4 strips bacon, cut into ½-inch pieces

1 green onion, cut into ¼-inch pieces on the diagonal

¾ cup cooked, cooled red skin potatoes sliced ¼-inch thick

¼ cup corn kernels (fresh or frozen)

¼ cup heavy whipping cream

2 tablespoons shredded cheddar cheese

Salt and pepper to taste

1 pork tenderloin (about 12 to 14 ounces)

2 tablespoons Char Crust seasoning (hickory flavor) or favorite meat rub

2 tablespoons vegetable or canola oil

½ cup Sweet Baby Ray’s Barbecue sauce

You will need two skillets for this recipe, one for the red skin potato dish and one for the pork. Set each one over medium heat.

In one pan, add the bacon and cook until almost crisp, leaving the grease in the pan. Add green onion and saute one minute. Add potato slices and corn and cook 2 to 3 minutes longer. The potato will brown a little. Add cream and cheese and bring to a simmer. The mixture will thicken. Season with salt and pepper. Set aside.

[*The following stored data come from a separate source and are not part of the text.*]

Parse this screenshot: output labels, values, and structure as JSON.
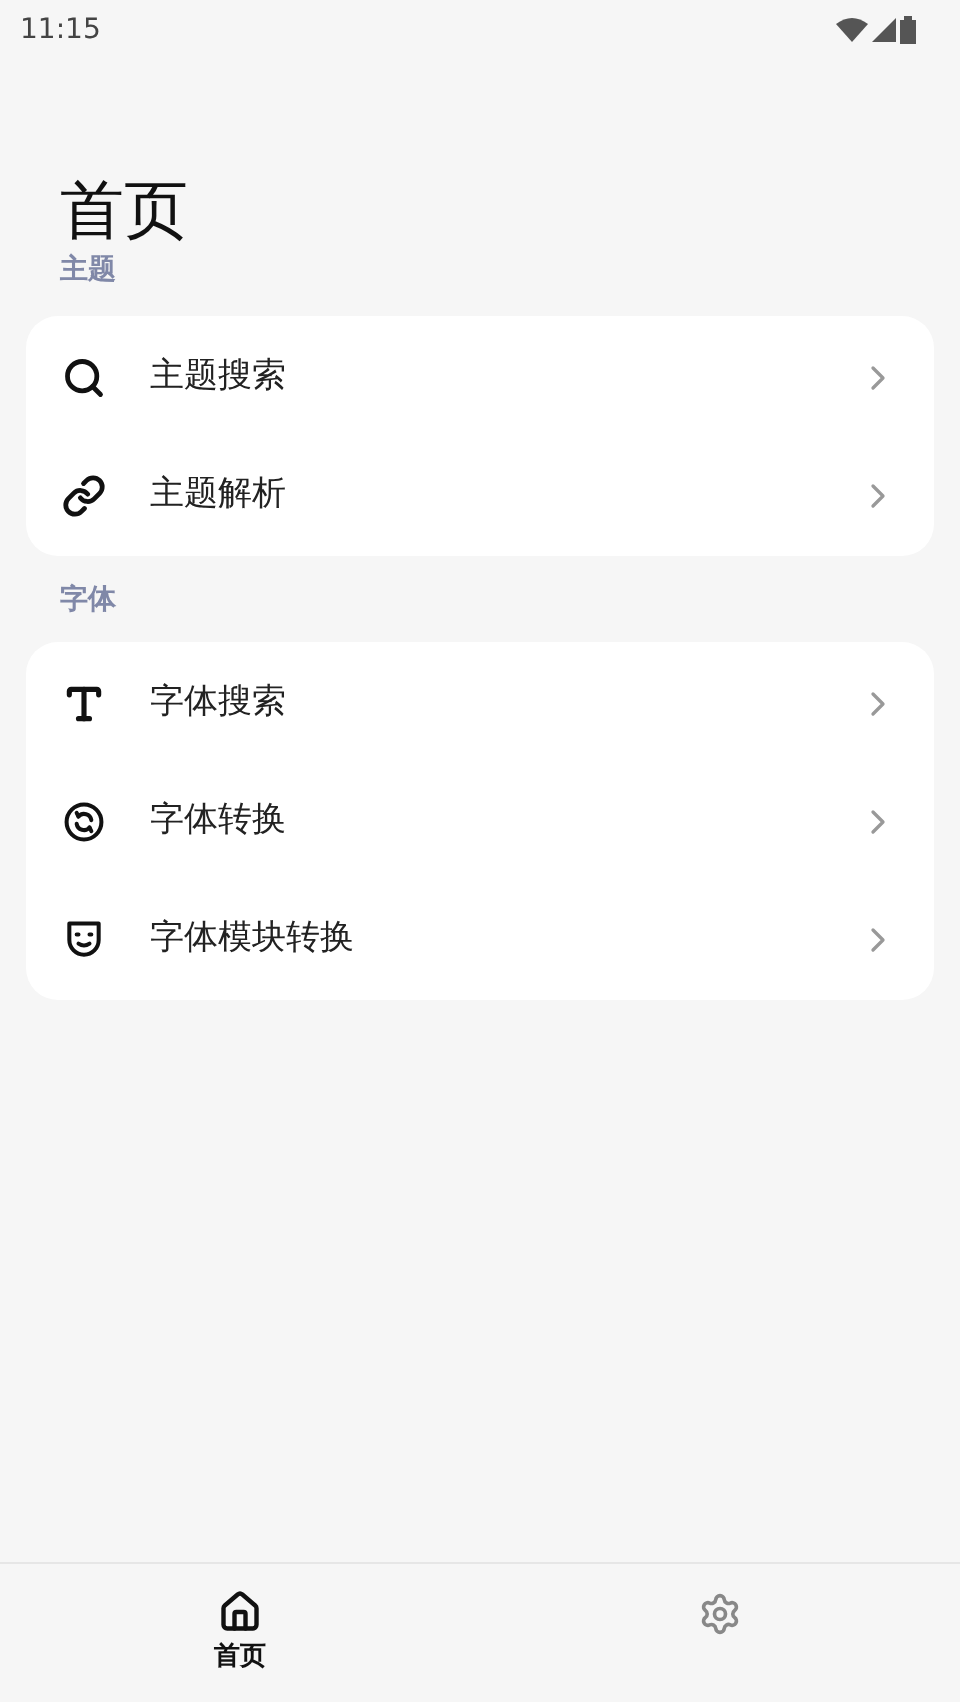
{
  "status_bar": {
    "time": "11:15"
  },
  "title": "首页",
  "sections": [
    {
      "heading": "主题",
      "items": [
        {
          "label": "主题搜索"
        },
        {
          "label": "主题解析"
        }
      ]
    },
    {
      "heading": "字体",
      "items": [
        {
          "label": "字体搜索"
        },
        {
          "label": "字体转换"
        },
        {
          "label": "字体模块转换"
        }
      ]
    }
  ],
  "bottom_nav": [
    {
      "label": "首页",
      "selected": true
    },
    {
      "selected": false
    }
  ]
}
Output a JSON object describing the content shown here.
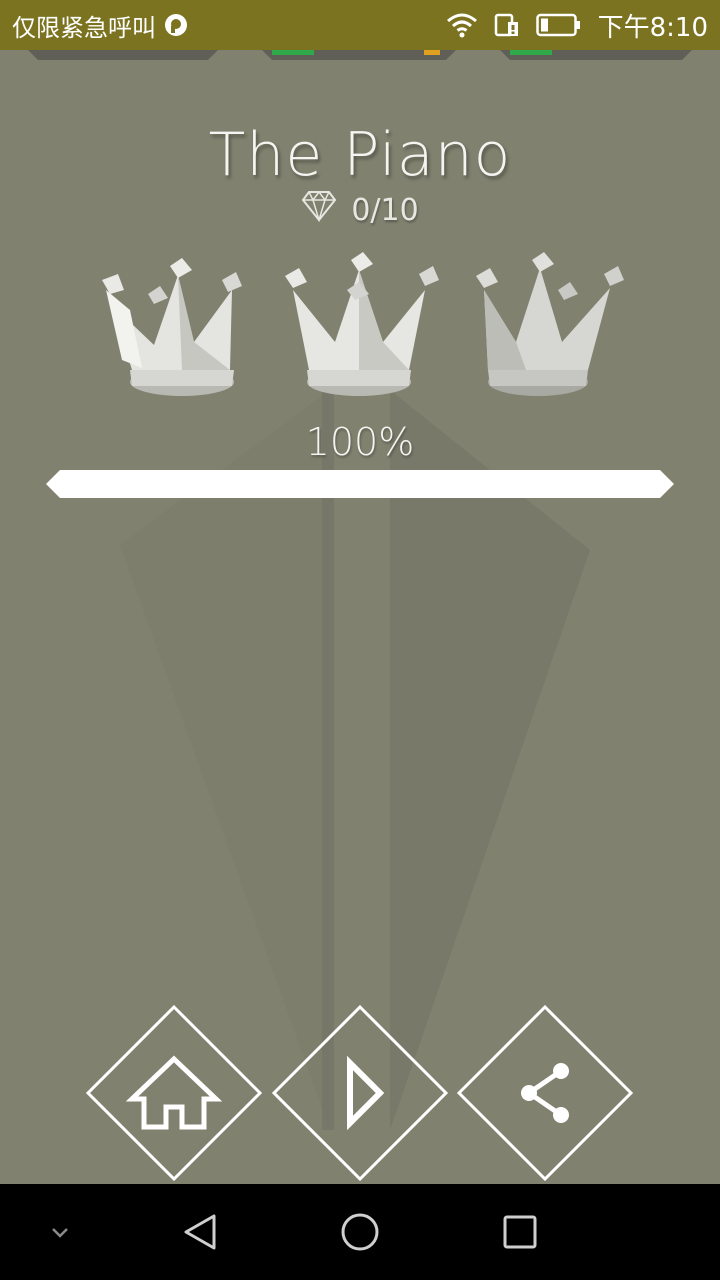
{
  "status_bar": {
    "carrier_text": "仅限紧急呼叫",
    "time": "下午8:10"
  },
  "level": {
    "title": "The Piano",
    "gems_collected": 0,
    "gems_total": 10,
    "gems_text": "0/10",
    "crowns_earned": 3,
    "progress_text": "100%",
    "progress_fraction": 1.0
  },
  "actions": {
    "home_icon": "home-icon",
    "play_icon": "play-icon",
    "share_icon": "share-icon"
  },
  "nav": {
    "hide_icon": "chevron-down-icon",
    "back_icon": "back-triangle-icon",
    "home_icon": "home-circle-icon",
    "recents_icon": "recents-square-icon"
  },
  "colors": {
    "background": "#80816f",
    "status_bar": "#7b7320",
    "accent": "#ffffff"
  }
}
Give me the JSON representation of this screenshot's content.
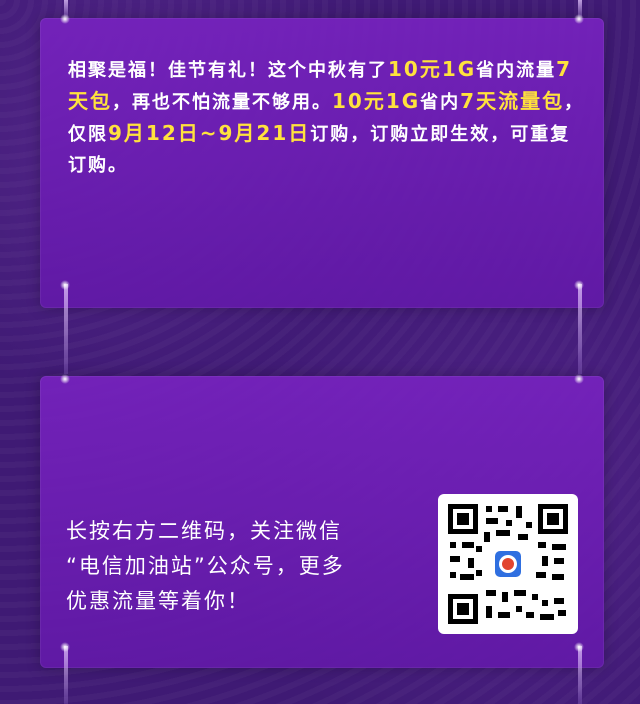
{
  "promo": {
    "p1": "相聚是福！佳节有礼！这个中秋有了",
    "h1": "10元1G",
    "p2": "省内流量",
    "h2": "7天包",
    "p3": "，再也不怕流量不够用。",
    "h3": "10元1G",
    "p4": "省内",
    "h4": "7天流量包",
    "p5": "，仅限",
    "h5": "9月12日~9月21日",
    "p6": "订购，订购立即生效，可重复订购。"
  },
  "follow": {
    "line1": "长按右方二维码，关注微信",
    "line2": "“电信加油站”公众号，更多",
    "line3": "优惠流量等着你！"
  },
  "colors": {
    "background": "#3f1a74",
    "panel": "#7622be",
    "highlight": "#ffe23d",
    "text": "#ffffff"
  }
}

Meanwhile, cut the pork tenderloin in 3/4- to 1-inch disks and flatten slightly. You should have 8 medallions.

Season each medallion on both sides with the Char Crust seasoning. In the other skillet, heat the oil over medium heat and sear pork medallions on both sides or until the pork is nearly cooked through.

Place 1 to 2 teaspoons barbecue sauce over the top of each medallion and turn them over so that the sauce is now under the meat and sizzling under each medallion. Cook about 1 minute.

Turn medallions over and cook a few moments longer. Divide the potato-corn recipe between 2 plates and top each with pork medallions.

From Chef Pete Loren, and tested by Susan M. Selasky for the Free Press Test Kitchen. Analysis based on 4 servings

412 calories (44 percent from fat), 20 grams fat (6 grams sat. fat), 25 grams carbohydrates, 32 grams protein, 648 mg sodium, 103 mg cholesterol, 1 gram fiber.